If you’re wondering what that “good movie” was, so am I. There were good moments in history. Reconstruction, but the sequel was Jim Crow. Then there was the Civil Rights Movement, but the sequel or sequels, was the assassination of every leader in the Black community and every non-black leader that championed equality and justice. I don’t know if we ever got that “good movie,” but I know we have had some terrible sequels.
The saddest part for me is that in a few weeks, life will return to normal for most communities except the African-American community. People will forget names, details, events. Selfies will resume on social media. Pastors will start promoting their books, none of which addressing systemic issues, racial reconciliation, poverty, or justice. Diverse communities and campuses will start to lose some Black people and won’t understand why.

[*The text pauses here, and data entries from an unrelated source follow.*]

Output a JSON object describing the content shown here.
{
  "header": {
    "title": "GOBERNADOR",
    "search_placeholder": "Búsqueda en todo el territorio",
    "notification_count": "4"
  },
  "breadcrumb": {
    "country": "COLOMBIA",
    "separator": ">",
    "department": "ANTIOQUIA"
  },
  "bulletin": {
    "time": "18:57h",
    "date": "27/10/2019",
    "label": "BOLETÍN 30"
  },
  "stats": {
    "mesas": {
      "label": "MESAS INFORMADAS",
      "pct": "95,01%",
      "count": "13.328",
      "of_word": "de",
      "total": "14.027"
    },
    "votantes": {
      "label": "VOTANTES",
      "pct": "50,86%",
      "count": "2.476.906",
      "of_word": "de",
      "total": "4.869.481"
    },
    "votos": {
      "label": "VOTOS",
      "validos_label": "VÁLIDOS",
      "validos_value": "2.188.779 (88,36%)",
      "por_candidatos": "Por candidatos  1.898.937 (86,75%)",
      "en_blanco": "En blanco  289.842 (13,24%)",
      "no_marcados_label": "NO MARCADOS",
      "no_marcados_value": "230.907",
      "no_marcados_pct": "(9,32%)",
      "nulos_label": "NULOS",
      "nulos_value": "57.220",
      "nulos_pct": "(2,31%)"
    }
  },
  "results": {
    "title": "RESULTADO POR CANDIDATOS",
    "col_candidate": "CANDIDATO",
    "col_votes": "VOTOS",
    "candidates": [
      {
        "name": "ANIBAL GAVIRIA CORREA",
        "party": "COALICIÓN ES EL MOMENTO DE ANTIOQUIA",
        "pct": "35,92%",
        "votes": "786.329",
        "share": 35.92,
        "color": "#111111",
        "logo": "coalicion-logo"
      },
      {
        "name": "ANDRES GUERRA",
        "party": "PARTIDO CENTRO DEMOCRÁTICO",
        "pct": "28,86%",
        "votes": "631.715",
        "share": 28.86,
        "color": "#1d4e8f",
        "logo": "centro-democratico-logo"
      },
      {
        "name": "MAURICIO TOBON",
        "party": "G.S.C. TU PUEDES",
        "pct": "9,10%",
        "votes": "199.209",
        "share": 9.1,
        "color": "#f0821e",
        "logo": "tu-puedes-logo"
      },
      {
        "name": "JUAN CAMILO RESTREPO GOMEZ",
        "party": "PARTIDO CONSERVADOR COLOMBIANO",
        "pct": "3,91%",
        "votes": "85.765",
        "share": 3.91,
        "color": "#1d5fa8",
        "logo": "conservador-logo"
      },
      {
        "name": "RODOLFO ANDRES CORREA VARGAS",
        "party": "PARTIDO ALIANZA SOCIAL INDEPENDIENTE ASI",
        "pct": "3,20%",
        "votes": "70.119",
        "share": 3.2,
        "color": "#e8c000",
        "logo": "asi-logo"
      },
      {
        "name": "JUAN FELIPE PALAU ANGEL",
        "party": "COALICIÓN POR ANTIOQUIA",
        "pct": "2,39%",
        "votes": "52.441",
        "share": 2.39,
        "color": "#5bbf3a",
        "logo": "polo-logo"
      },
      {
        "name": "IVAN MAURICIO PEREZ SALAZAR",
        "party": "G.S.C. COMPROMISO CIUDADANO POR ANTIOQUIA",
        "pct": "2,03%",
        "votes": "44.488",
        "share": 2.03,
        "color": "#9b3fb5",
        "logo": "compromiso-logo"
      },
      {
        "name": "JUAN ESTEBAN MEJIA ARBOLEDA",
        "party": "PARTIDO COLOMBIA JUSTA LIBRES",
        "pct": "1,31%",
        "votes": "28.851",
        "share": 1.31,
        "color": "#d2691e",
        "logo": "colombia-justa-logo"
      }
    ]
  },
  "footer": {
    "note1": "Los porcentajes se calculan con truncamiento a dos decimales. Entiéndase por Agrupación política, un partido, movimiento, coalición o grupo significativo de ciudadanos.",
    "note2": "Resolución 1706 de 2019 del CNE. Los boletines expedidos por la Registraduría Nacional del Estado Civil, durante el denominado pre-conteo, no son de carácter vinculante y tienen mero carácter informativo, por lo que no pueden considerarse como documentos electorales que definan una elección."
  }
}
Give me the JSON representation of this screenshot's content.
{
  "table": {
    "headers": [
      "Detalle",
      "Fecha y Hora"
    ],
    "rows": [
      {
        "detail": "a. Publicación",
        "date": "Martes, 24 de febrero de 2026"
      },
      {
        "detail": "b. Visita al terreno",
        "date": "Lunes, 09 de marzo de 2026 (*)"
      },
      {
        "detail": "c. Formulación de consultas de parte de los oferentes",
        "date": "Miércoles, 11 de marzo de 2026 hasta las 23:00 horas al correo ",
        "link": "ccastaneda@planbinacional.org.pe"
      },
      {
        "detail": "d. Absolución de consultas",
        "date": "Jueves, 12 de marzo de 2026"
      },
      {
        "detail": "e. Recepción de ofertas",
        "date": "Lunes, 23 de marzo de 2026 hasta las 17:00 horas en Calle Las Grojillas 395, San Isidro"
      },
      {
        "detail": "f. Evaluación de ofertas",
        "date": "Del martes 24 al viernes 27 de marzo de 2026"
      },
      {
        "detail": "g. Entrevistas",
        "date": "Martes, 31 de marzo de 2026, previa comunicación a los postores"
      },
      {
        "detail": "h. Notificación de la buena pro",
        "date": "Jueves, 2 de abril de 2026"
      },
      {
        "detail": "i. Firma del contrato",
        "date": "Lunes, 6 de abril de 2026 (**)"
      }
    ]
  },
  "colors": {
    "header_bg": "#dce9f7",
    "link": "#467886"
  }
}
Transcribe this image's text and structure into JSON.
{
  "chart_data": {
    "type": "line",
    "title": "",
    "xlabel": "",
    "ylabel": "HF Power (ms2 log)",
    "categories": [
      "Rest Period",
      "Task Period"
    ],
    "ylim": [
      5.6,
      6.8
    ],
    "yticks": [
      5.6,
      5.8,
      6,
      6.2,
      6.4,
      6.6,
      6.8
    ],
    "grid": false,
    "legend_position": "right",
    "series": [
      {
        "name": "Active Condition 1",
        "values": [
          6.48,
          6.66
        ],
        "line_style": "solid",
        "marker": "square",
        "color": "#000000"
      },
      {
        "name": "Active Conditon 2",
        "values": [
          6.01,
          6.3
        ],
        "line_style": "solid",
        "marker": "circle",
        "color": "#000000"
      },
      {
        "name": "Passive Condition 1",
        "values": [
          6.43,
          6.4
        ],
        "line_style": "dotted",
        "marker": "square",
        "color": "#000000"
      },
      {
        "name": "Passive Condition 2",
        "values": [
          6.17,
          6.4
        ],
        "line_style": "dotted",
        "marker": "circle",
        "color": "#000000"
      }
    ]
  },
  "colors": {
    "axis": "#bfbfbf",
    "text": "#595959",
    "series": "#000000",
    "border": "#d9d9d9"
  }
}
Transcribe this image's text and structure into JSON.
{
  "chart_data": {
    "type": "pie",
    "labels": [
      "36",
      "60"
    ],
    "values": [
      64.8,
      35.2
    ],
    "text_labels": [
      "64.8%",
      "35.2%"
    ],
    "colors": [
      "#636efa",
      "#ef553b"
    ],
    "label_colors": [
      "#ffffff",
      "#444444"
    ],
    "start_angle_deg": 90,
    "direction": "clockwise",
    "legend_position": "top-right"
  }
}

But African-American people, Christian or otherwise, will walk slower, with a little more fear, a little more sadness, and a little less hope.
You see, there is another sequel coming. It’s only a matter of time. When it does happen, the next racially charged incident involving lethal force, I will remember my mother’s smile and peaceful hopeless acceptance that our lives as African-American people in this country are less valuable. Our concerns, dismissed as nonsense.
Some sequels we leave sad, because we had such high hopes this time would be different. But it didn’t happen. We got an unarmed dead teen left in the street bleeding for four and a half hours, his vilified character portrayal in the media, an official doing his civic duty, dismissal of systemic issues and widespread coverage of the riots. We hoped it would be different but it wasn’t.
We just got a bad sequel.
If you’re looking for practical steps to respond:
Read The New Jim Crow by: Michelle Alexander
- Go. Immerse yourself in Black culture. Seek to listen and understand without critique.
- Pray. Pray for the healing of racial tension in the country. This isn’t a “move forward from here” time. We are moving backwards. We must heal first before we move forward.